Gentoo Websites Logo
Go to: Gentoo Home Documentation Forums Lists Bugs Planet Store Wiki Get Gentoo!

Bug 609562

Summary: <dev-java/icedtea{,-bin}-7.2.6.9: multiple vulnerabilities
Product: Gentoo Security Reporter: Thomas Deutschmann (RETIRED) <whissi>
Component: VulnerabilitiesAssignee: Gentoo Security <security>
Status: RESOLVED FIXED    
Severity: major CC: java
Priority: Normal Flags: stable-bot: sanity-check+
Version: unspecified   
Hardware: All   
OS: Linux   
URL: http://blog.fuseyism.com/index.php/2017/02/14/security-icedtea-2-6-9-for-openjdk-7-released/
Whiteboard: A2 [glsa cve]
Package list:
=dev-java/icedtea-bin-7.2.6.9 amd64 x86
 Runtime testing required: ---
Bug Depends on: 605430    
Bug Blocks:    

Description Thomas Deutschmann (RETIRED) gentoo-dev 2017-02-16 19:26:33 UTC 
From $URL:

New in release 2.6.9 (2017-02-14)

    Security fixes
        S8138725: Add options for Javadoc generation
        S8140353: Improve signature checking
        S8151934, CVE-2017-3231: Resolve class resolution
        S8156804, CVE-2017-3241: Better constraint checking
        S8158406: Limited Parameter Processing
        S8158997: JNDI Protocols Switch
        S8159507: RuntimeVisibleAnnotation validation
        S8161218: Better bytecode loading
        S8161743, CVE-2017-3252: Provide proper login context
        S8162577: Standardize logging levels
        S8162973: Better component components
        S8164143, CVE-2017-3260: Improve components for menu items
        S8164147, CVE-2017-3261: Improve streaming socket output
        S8165071, CVE-2016-2183: Expand TLS support
        S8165344, CVE-2017-3272: Update concurrency support
        S8166988, CVE-2017-3253: Improve image processing performance
        S8167104, CVE-2017-3289: Additional class construction refinements
        S8167223, CVE-2016-5552: URL handling improvements
        S8168705, CVE-2016-5547: Better ObjectIdentifier validation
        S8168714, CVE-2016-5546: Tighten ECDSA validation
        S8168728, CVE-2016-5548: DSA signing improvments
        S8168724, CVE-2016-5549: ECDSA signing improvments
Comment 1 James Le Cuirot gentoo-dev 2017-03-01 22:31:08 UTC 
I need to figure out bug #605430 before I can build the -bin packages.

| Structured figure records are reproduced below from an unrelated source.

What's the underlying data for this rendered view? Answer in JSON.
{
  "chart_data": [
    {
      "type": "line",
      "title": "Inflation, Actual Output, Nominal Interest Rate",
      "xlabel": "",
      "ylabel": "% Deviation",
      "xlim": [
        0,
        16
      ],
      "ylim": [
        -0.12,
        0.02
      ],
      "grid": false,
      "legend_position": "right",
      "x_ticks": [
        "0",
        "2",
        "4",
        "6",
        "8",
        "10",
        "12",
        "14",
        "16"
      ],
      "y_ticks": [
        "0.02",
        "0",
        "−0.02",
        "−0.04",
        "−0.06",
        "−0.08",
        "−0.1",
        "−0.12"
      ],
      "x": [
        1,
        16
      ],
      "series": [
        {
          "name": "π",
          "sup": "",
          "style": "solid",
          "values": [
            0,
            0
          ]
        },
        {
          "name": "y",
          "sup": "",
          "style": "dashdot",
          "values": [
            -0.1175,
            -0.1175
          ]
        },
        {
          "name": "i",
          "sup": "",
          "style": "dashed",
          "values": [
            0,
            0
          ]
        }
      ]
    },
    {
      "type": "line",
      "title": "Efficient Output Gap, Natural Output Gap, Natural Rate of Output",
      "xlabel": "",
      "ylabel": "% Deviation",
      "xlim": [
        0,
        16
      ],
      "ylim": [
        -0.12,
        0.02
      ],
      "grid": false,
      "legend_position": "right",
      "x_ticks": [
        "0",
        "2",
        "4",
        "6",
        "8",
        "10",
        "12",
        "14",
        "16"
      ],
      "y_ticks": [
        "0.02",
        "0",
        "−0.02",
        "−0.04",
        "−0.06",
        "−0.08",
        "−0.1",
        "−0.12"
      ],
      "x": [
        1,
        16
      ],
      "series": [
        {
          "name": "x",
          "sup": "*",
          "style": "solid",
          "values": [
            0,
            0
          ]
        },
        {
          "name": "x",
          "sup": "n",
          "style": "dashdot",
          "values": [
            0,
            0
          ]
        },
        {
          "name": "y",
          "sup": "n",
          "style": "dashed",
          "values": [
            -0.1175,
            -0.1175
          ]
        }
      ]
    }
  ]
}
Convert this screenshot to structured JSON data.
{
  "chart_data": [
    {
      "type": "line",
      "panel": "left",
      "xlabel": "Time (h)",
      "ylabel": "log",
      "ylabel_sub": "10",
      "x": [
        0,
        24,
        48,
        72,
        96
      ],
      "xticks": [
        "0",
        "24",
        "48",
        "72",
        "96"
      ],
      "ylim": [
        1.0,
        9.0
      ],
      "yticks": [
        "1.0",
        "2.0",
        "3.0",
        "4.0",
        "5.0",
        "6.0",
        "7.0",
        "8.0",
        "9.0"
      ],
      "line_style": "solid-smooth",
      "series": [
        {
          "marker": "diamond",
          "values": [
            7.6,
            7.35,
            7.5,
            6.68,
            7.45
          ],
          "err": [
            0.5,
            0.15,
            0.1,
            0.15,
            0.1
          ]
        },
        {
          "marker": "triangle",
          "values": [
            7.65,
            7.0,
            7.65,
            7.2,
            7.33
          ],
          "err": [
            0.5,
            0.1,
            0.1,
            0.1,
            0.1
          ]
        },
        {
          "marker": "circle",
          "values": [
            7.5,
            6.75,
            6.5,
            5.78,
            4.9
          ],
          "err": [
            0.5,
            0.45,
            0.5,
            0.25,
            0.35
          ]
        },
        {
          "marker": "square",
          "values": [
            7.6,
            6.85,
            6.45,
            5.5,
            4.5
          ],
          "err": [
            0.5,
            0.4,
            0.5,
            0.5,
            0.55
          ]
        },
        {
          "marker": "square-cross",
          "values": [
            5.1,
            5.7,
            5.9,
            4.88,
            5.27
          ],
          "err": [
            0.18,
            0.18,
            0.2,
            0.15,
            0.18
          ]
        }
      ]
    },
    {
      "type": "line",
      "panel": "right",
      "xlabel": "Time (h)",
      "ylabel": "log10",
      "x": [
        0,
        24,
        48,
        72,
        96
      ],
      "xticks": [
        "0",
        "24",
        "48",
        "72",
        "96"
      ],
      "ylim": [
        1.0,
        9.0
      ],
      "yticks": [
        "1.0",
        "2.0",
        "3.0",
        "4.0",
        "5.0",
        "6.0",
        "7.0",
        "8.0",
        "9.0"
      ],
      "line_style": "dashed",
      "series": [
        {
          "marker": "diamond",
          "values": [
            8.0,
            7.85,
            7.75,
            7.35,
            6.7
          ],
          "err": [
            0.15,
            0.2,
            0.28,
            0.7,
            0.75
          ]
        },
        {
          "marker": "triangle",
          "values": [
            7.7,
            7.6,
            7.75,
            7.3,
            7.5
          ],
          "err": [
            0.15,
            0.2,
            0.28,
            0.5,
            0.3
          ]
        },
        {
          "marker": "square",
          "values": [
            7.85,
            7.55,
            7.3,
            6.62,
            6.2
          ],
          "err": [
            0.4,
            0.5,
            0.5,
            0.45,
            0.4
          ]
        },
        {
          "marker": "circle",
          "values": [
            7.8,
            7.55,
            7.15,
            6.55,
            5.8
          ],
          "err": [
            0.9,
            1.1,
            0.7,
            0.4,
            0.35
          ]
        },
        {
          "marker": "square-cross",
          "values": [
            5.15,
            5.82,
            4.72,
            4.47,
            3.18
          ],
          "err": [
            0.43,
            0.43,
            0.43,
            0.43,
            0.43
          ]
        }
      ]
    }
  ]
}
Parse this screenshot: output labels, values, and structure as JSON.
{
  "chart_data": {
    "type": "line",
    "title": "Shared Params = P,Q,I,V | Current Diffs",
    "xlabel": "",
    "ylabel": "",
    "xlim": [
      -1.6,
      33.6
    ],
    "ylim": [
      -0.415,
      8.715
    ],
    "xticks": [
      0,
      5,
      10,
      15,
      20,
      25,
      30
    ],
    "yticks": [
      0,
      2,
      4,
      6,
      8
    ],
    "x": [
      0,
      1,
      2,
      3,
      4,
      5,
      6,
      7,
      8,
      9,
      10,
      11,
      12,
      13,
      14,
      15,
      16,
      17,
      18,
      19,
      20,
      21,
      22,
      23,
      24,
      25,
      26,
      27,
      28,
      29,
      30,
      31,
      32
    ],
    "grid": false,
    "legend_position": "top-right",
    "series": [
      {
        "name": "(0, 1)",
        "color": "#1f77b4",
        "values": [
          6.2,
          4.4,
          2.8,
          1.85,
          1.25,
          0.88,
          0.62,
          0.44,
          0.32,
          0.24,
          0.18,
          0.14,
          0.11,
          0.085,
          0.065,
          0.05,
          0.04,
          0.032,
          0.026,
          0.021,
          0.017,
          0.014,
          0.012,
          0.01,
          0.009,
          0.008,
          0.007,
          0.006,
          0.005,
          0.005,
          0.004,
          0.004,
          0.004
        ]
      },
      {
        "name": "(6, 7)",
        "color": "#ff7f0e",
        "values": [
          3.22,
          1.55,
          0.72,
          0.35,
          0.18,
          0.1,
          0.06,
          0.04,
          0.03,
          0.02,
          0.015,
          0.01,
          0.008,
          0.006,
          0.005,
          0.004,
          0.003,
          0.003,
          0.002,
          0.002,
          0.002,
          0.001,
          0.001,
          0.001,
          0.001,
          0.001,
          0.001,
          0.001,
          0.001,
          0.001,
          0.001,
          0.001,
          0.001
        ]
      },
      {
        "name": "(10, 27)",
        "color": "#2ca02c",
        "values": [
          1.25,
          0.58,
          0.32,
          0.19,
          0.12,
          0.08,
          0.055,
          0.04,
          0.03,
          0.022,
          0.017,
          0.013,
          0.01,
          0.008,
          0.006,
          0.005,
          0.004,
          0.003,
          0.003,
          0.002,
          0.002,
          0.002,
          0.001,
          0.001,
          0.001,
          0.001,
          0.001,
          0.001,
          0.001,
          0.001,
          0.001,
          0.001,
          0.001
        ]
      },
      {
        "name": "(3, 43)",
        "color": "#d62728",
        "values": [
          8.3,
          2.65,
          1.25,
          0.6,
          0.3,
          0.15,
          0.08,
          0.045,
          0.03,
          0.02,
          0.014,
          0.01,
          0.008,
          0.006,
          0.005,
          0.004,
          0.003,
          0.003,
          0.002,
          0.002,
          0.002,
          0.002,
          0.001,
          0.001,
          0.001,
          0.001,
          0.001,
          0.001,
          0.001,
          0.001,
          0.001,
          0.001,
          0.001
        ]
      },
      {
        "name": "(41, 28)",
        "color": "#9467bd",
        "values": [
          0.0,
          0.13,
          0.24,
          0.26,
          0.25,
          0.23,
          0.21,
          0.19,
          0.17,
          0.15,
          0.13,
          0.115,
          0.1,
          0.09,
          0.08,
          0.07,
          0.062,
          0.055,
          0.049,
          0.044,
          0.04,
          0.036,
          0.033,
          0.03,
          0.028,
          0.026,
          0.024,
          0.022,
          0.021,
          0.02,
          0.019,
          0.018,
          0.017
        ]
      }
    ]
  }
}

This is high priority so watch this space.
Comment 2 James Le Cuirot gentoo-dev 2017-03-07 22:01:24 UTC 
Bumps done. Sorry for the wait. icedtea-7.2.6.8 has been removed. amd64 and x86 teams, please stabilize icedtea-bin.
Comment 3 Thomas Deutschmann (RETIRED) gentoo-dev 2017-03-07 22:53:48 UTC 
Added to an existing GLSA.
Comment 4 Thomas Deutschmann (RETIRED) gentoo-dev 2017-03-19 20:56:10 UTC 
x86 stable
Comment 5 James Le Cuirot gentoo-dev 2017-05-23 15:12:13 UTC 
amd64 team, you were too slow. 7.2.6.9 is vulnerable and I'm about to commit the next version.
Comment 6 Thomas Deutschmann (RETIRED) gentoo-dev 2017-06-03 10:22:54 UTC 
Cleanup will happen via bug 619458.
Comment 7 GLSAMaker/CVETool Bot gentoo-dev 2017-07-05 09:12:01 UTC 
This issue was resolved and addressed in
 GLSA 201707-01 at https://security.gentoo.org/glsa/201707-01
by GLSA coordinator Thomas Deutschmann (whissi).